Laurent Chevalier Laurent Chevalier, physicien des particules au CEA-Saclay, participe à Atlas, une des expériences qui a observé le 4 juillet au CERN à Genève le boson de Higgs. Il nous livre son expérience et ses émotions.

Vous avez pris part à cette formidable aventure. Pouvez-vous nous décrire votre cadre de travail, de recherche ?

Je travaille depuis 18 ans pour Atlas, l’une des 5 expériences du collisionneur LHC, dont l’objectif était de concevoir un détecteur. Je fais partie de l’équipe depuis le début. Ce détecteur est une somme de sous-détecteurs. J’ai travaillé sur l’un d’eux, le spectromètre à muons, dont la précision atteint 40 microns mètres.


Le positionnement du détecteur ATLAS sur le LHC

Ce spectromètre n’est qu’une partie d’Atlas : il y a des calorimètres, des détecteurs à trace, des détecteurs de données d’extrême précision, comme le détecteur le plus proche du point d’interaction, le pixel detector qui fait 80 cm de long et qui comporte plus de 80 millions de voies d’électronique !

Pour l’autre principal détecteur du LHC, CMS, c’est la même chose, mais ce sont d’autres technologies qui ont été employées. C’est d’ailleurs pour cela que c’est important d’avoir les deux expériences : elles ont mesuré le même objet, les mêmes événements. Et je dirais, le même boson de Higgs, avec deux technologies totalement différentes. C’est comme si d’un côté, on utilisait un mètre à ruban et de l’autre un laser pour mesurer une distance.

Le travail conjoint de milliers de personnes a pu mettre au jour un objet qui a toutes les caractéristiques du boson de Higgs. Mais sera-t-on un jour sûr à 100% de son identité ?

Deux équipes du CERN, Atlas et CMS, ont été capables d’observer un excès de données dans un endroit attendu. Dans les faits, que s’est-il passé ? Les deux expériences Atlas et CMS ont observé une nouvelle particule. Aux erreurs de mesures près, cette particule a les caractéristiques du boson de Higgs du modèle standard. Elle est compatible avec celle-ci. Mais dire s’ il s’agit vraiment du boson de Higgs du modèle standard ou d’un boson de Higgs d’une théorie qui englobe le modèle standard – comme le modèle supersymétrique par exemple – , c’est difficile à dire, nous allons l’étudier.

En physique des particules, le modèle standard est une théorie qui décrit l'ensemble des particules élémentaires qui composent la matière, ainsi que leurs interactions.
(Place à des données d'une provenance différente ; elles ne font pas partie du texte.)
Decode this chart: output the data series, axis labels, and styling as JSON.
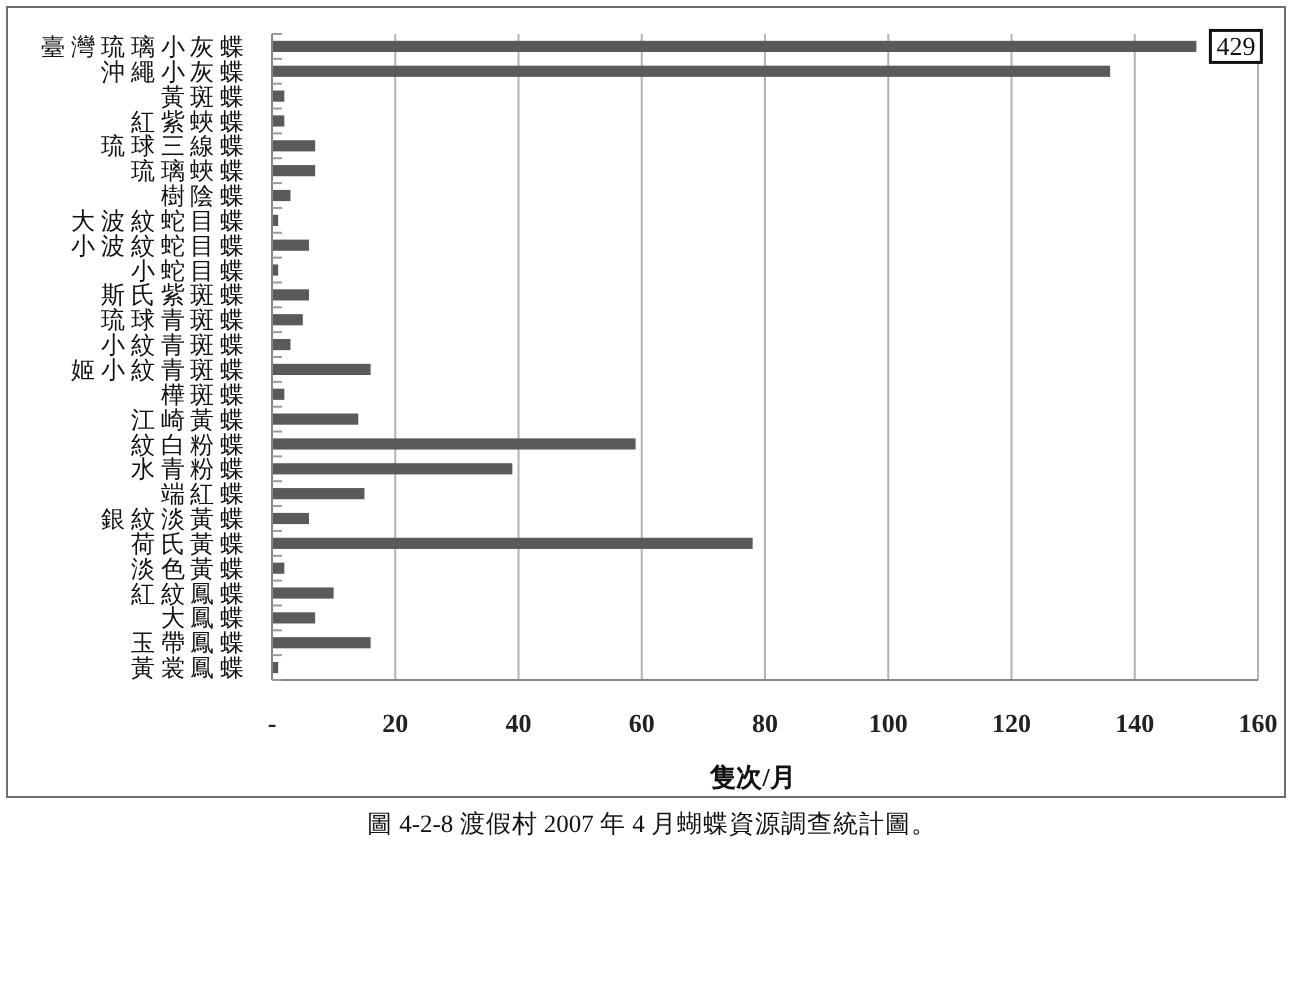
{
  "chart_data": {
    "type": "bar",
    "orientation": "horizontal",
    "categories": [
      "臺灣琉璃小灰蝶",
      "沖繩小灰蝶",
      "黃斑蝶",
      "紅紫蛺蝶",
      "琉球三線蝶",
      "琉璃蛺蝶",
      "樹陰蝶",
      "大波紋蛇目蝶",
      "小波紋蛇目蝶",
      "小蛇目蝶",
      "斯氏紫斑蝶",
      "琉球青斑蝶",
      "小紋青斑蝶",
      "姬小紋青斑蝶",
      "樺斑蝶",
      "江崎黃蝶",
      "紋白粉蝶",
      "水青粉蝶",
      "端紅蝶",
      "銀紋淡黃蝶",
      "荷氏黃蝶",
      "淡色黃蝶",
      "紅紋鳳蝶",
      "大鳳蝶",
      "玉帶鳳蝶",
      "黃裳鳳蝶"
    ],
    "values": [
      150,
      136,
      2,
      2,
      7,
      7,
      3,
      1,
      6,
      1,
      6,
      5,
      3,
      16,
      2,
      14,
      59,
      39,
      15,
      6,
      78,
      2,
      10,
      7,
      16,
      1
    ],
    "color": "#5a5a5a",
    "xlim": [
      0,
      160
    ],
    "xticks": [
      {
        "value": 0,
        "label": "-"
      },
      20,
      40,
      60,
      80,
      100,
      120,
      140,
      160
    ],
    "xlabel": "隻次/月",
    "grid": "x",
    "annotations": [
      {
        "text": "429",
        "x": 150,
        "y": "臺灣琉璃小灰蝶"
      },
      "圖 4-2-8 渡假村 2007 年 4 月蝴蝶資源調查統計圖。"
    ]
  }
}
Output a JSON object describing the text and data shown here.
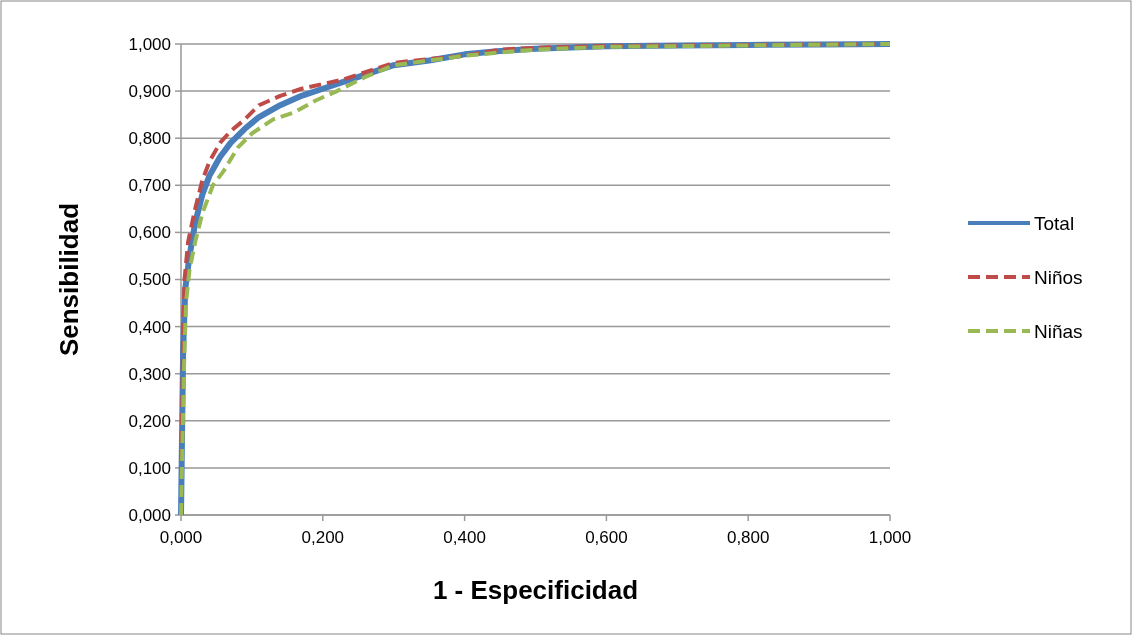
{
  "chart_data": {
    "type": "line",
    "xlabel": "1 - Especificidad",
    "ylabel": "Sensibilidad",
    "xlim": [
      0,
      1
    ],
    "ylim": [
      0,
      1
    ],
    "xticks": [
      {
        "value": 0,
        "label": "0,000"
      },
      {
        "value": 0.2,
        "label": "0,200"
      },
      {
        "value": 0.4,
        "label": "0,400"
      },
      {
        "value": 0.6,
        "label": "0,600"
      },
      {
        "value": 0.8,
        "label": "0,800"
      },
      {
        "value": 1,
        "label": "1,000"
      }
    ],
    "yticks": [
      {
        "value": 0,
        "label": "0,000"
      },
      {
        "value": 0.1,
        "label": "0,100"
      },
      {
        "value": 0.2,
        "label": "0,200"
      },
      {
        "value": 0.3,
        "label": "0,300"
      },
      {
        "value": 0.4,
        "label": "0,400"
      },
      {
        "value": 0.5,
        "label": "0,500"
      },
      {
        "value": 0.6,
        "label": "0,600"
      },
      {
        "value": 0.7,
        "label": "0,700"
      },
      {
        "value": 0.8,
        "label": "0,800"
      },
      {
        "value": 0.9,
        "label": "0,900"
      },
      {
        "value": 1,
        "label": "1,000"
      }
    ],
    "grid": "y",
    "legend": "right",
    "series": [
      {
        "name": "Total",
        "color": "#4a7ebb",
        "line_style": "solid",
        "x": [
          0,
          0.003,
          0.006,
          0.012,
          0.02,
          0.03,
          0.04,
          0.055,
          0.07,
          0.09,
          0.11,
          0.14,
          0.17,
          0.2,
          0.23,
          0.26,
          0.3,
          0.35,
          0.4,
          0.45,
          0.5,
          0.6,
          0.7,
          0.8,
          0.9,
          1
        ],
        "values": [
          0,
          0.35,
          0.48,
          0.55,
          0.62,
          0.68,
          0.72,
          0.76,
          0.79,
          0.82,
          0.845,
          0.87,
          0.89,
          0.905,
          0.92,
          0.935,
          0.955,
          0.965,
          0.978,
          0.985,
          0.99,
          0.995,
          0.997,
          0.998,
          0.999,
          1
        ]
      },
      {
        "name": "Niños",
        "color": "#be4b48",
        "line_style": "dashed",
        "x": [
          0,
          0.003,
          0.005,
          0.01,
          0.02,
          0.03,
          0.04,
          0.055,
          0.07,
          0.09,
          0.11,
          0.14,
          0.17,
          0.2,
          0.23,
          0.26,
          0.3,
          0.35,
          0.4,
          0.45,
          0.5,
          0.6,
          0.8,
          1
        ],
        "values": [
          0,
          0.4,
          0.5,
          0.58,
          0.65,
          0.71,
          0.75,
          0.79,
          0.815,
          0.84,
          0.87,
          0.89,
          0.905,
          0.915,
          0.925,
          0.94,
          0.96,
          0.968,
          0.975,
          0.988,
          0.992,
          0.996,
          0.998,
          1
        ]
      },
      {
        "name": "Niñas",
        "color": "#98b954",
        "line_style": "dashed",
        "x": [
          0,
          0.004,
          0.007,
          0.012,
          0.02,
          0.03,
          0.045,
          0.06,
          0.08,
          0.1,
          0.13,
          0.16,
          0.19,
          0.22,
          0.26,
          0.3,
          0.35,
          0.4,
          0.45,
          0.5,
          0.6,
          0.8,
          1
        ],
        "values": [
          0,
          0.3,
          0.45,
          0.52,
          0.58,
          0.64,
          0.7,
          0.73,
          0.78,
          0.81,
          0.84,
          0.855,
          0.88,
          0.9,
          0.93,
          0.955,
          0.965,
          0.975,
          0.982,
          0.988,
          0.994,
          0.997,
          1
        ]
      }
    ]
  }
}
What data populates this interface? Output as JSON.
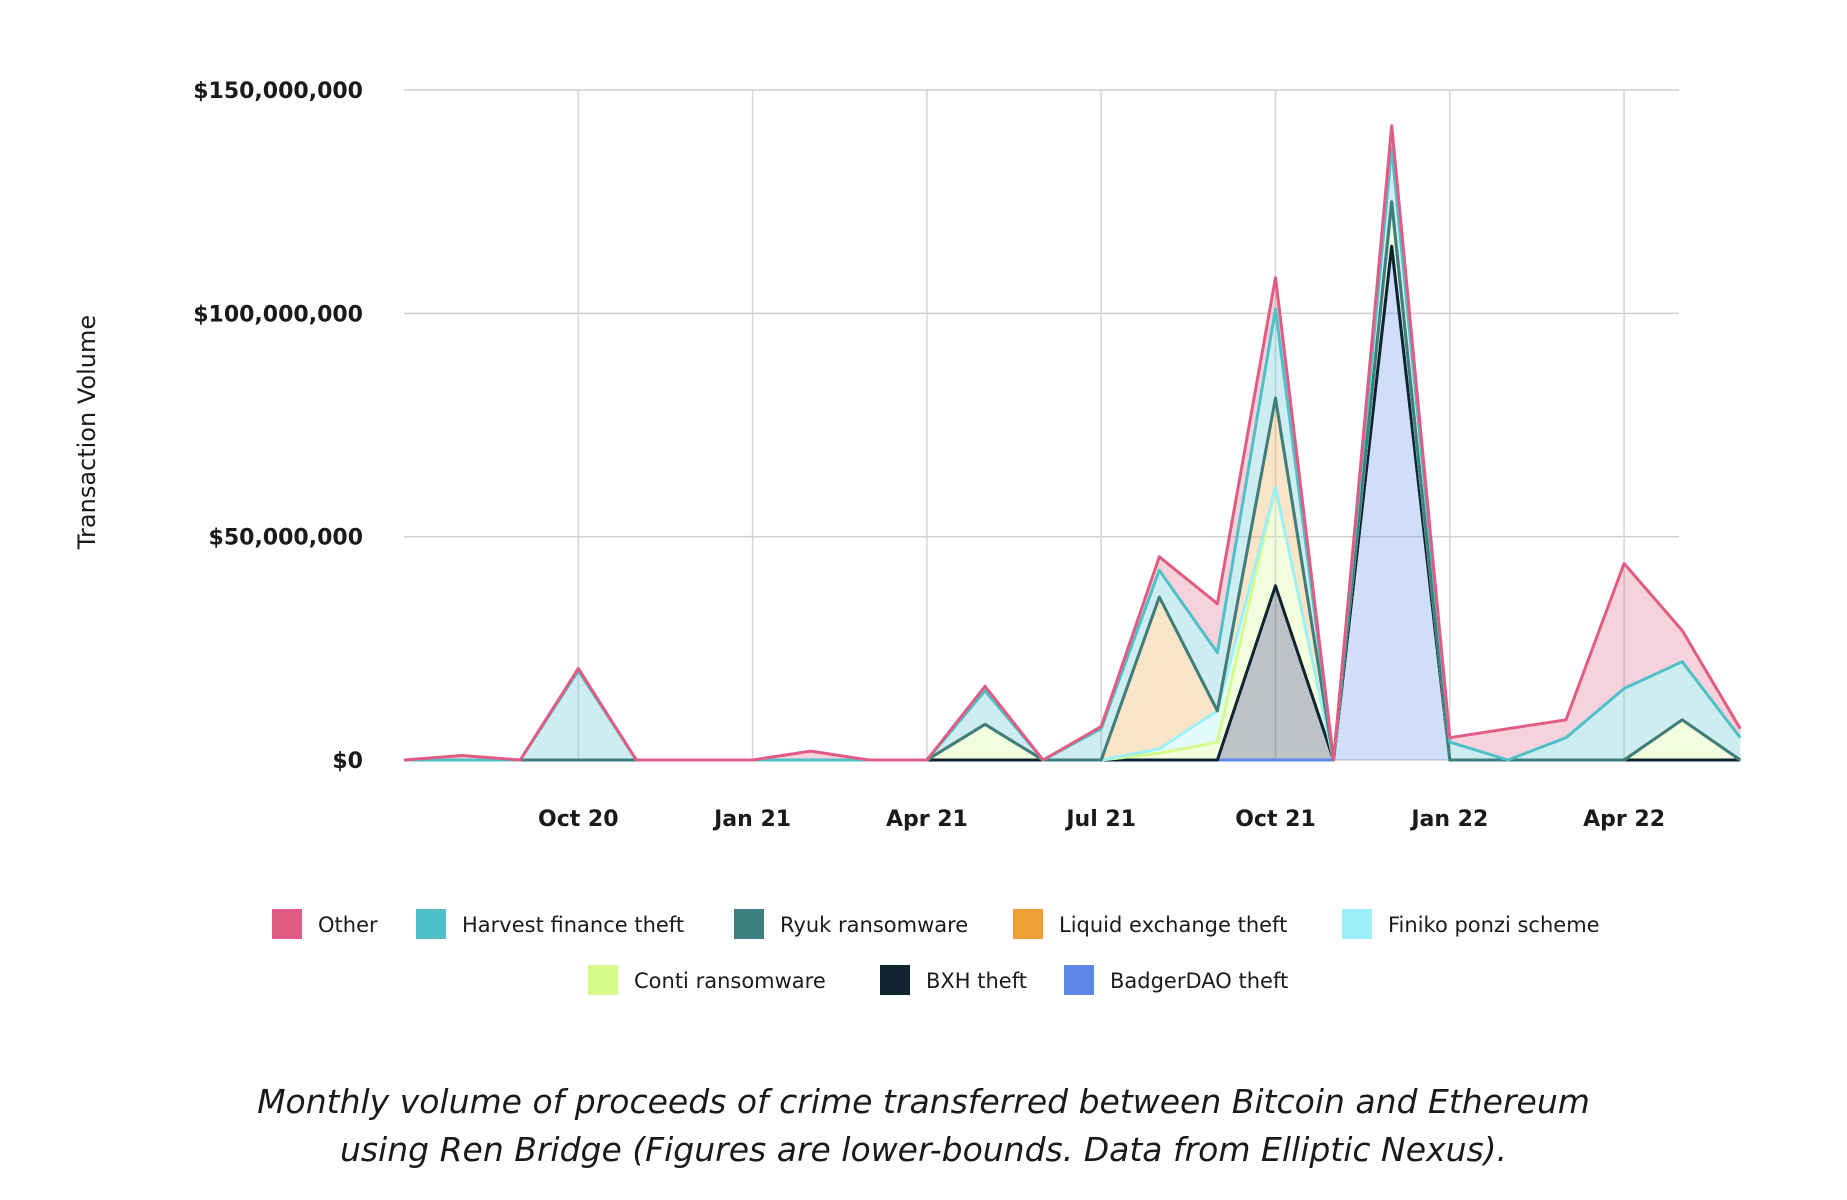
{
  "chart_data": {
    "type": "area",
    "stacked": true,
    "title": "",
    "xlabel": "",
    "ylabel": "Transaction Volume",
    "ylim": [
      0,
      150000000
    ],
    "y_ticks": [
      0,
      50000000,
      100000000,
      150000000
    ],
    "y_tick_labels": [
      "$0",
      "$50,000,000",
      "$100,000,000",
      "$150,000,000"
    ],
    "x_ticks": [
      3,
      6,
      9,
      12,
      15,
      18,
      21
    ],
    "x_tick_labels": [
      "Oct 20",
      "Jan 21",
      "Apr 21",
      "Jul 21",
      "Oct 21",
      "Jan 22",
      "Apr 22"
    ],
    "x": [
      "Jul 20",
      "Aug 20",
      "Sep 20",
      "Oct 20",
      "Nov 20",
      "Dec 20",
      "Jan 21",
      "Feb 21",
      "Mar 21",
      "Apr 21",
      "May 21",
      "Jun 21",
      "Jul 21",
      "Aug 21",
      "Sep 21",
      "Oct 21",
      "Nov 21",
      "Dec 21",
      "Jan 22",
      "Feb 22",
      "Mar 22",
      "Apr 22",
      "May 22",
      "Jun 22"
    ],
    "grid": true,
    "legend_position": "bottom",
    "series": [
      {
        "name": "BadgerDAO theft",
        "color": "#5b87e8",
        "values": [
          0,
          0,
          0,
          0,
          0,
          0,
          0,
          0,
          0,
          0,
          0,
          0,
          0,
          0,
          0,
          0,
          0,
          115000000,
          0,
          0,
          0,
          0,
          0,
          0
        ]
      },
      {
        "name": "BXH theft",
        "color": "#0f2430",
        "values": [
          0,
          0,
          0,
          0,
          0,
          0,
          0,
          0,
          0,
          0,
          0,
          0,
          0,
          0,
          0,
          39000000,
          0,
          0,
          0,
          0,
          0,
          0,
          0,
          0
        ]
      },
      {
        "name": "Conti ransomware",
        "color": "#d4fb8c",
        "values": [
          0,
          0,
          0,
          0,
          0,
          0,
          0,
          0,
          0,
          0,
          8000000,
          0,
          0,
          1500000,
          4000000,
          22000000,
          0,
          9000000,
          0,
          0,
          0,
          0,
          9000000,
          0
        ]
      },
      {
        "name": "Finiko ponzi scheme",
        "color": "#9cf0f8",
        "values": [
          0,
          0,
          0,
          0,
          0,
          0,
          0,
          0,
          0,
          0,
          0,
          0,
          0,
          1000000,
          7000000,
          0,
          0,
          0,
          0,
          0,
          0,
          0,
          0,
          0
        ]
      },
      {
        "name": "Liquid exchange theft",
        "color": "#f0a038",
        "values": [
          0,
          0,
          0,
          0,
          0,
          0,
          0,
          0,
          0,
          0,
          0,
          0,
          0,
          34000000,
          0,
          20000000,
          0,
          1000000,
          0,
          0,
          0,
          0,
          0,
          0
        ]
      },
      {
        "name": "Ryuk ransomware",
        "color": "#3d7e7e",
        "values": [
          0,
          0,
          0,
          0,
          0,
          0,
          0,
          0,
          0,
          0,
          0,
          0,
          0,
          0,
          0,
          0,
          0,
          0,
          0,
          0,
          0,
          0,
          0,
          0
        ]
      },
      {
        "name": "Harvest finance theft",
        "color": "#4fc0c8",
        "values": [
          0,
          0,
          0,
          20000000,
          0,
          0,
          0,
          0,
          0,
          0,
          7500000,
          0,
          7000000,
          6000000,
          13000000,
          20000000,
          0,
          12000000,
          4000000,
          0,
          5000000,
          16000000,
          13000000,
          5000000
        ]
      },
      {
        "name": "Other",
        "color": "#e05c82",
        "values": [
          0,
          1000000,
          0,
          500000,
          0,
          0,
          0,
          2000000,
          0,
          0,
          1000000,
          0,
          500000,
          3000000,
          11000000,
          7000000,
          0,
          5000000,
          1000000,
          7000000,
          4000000,
          28000000,
          7000000,
          2000000
        ]
      }
    ]
  },
  "legend": {
    "row1": [
      "Other",
      "Harvest finance theft",
      "Ryuk ransomware",
      "Liquid exchange theft",
      "Finiko ponzi scheme"
    ],
    "row2": [
      "Conti ransomware",
      "BXH theft",
      "BadgerDAO theft"
    ]
  },
  "caption": {
    "line1": "Monthly volume of proceeds of crime transferred between Bitcoin and Ethereum",
    "line2": "using Ren Bridge (Figures are lower-bounds. Data from Elliptic Nexus)."
  }
}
Nous avons un premier résultat qui est une cohérence quasi parfaite avec le cadre théorique dans lequel on vit, celui qui décrit la nature telle qu’elle est comprise aujourd’hui. Mais aujourd’hui, je n’ai aucune idée du temps nécessaire pour donner une réponse sûre à 100% sur la particule que nous avons observée ce 4 juillet. Il va falloir étudier cette nouvelle particule pour pouvoir répondre.

C’est donc un point de départ ? Un début de la « bascule » de la théorie vers l’observation ?

C’est effectivement un point de départ, mais pour moi il s’agit plus d’une marche. Nos mesures nous conduisaient à penser qu’il devait y avoir quelque chose. Mais c’est comme tout, ce n’est pas parce que nous devions voir quelque chose que nous devions le voir effectivement ! Aujourd’hui, nous pensions voir quelque chose et tout d’un coup on le voit ! On le voit à l’endroit où on l’attend avec les caractéristiques que l’on attend. On est donc vraiment monté d’une marche. Mais il y a un escalier assez long avant d’arriver à la compréhension totale de l’Univers tel qu’il est aujourd’hui !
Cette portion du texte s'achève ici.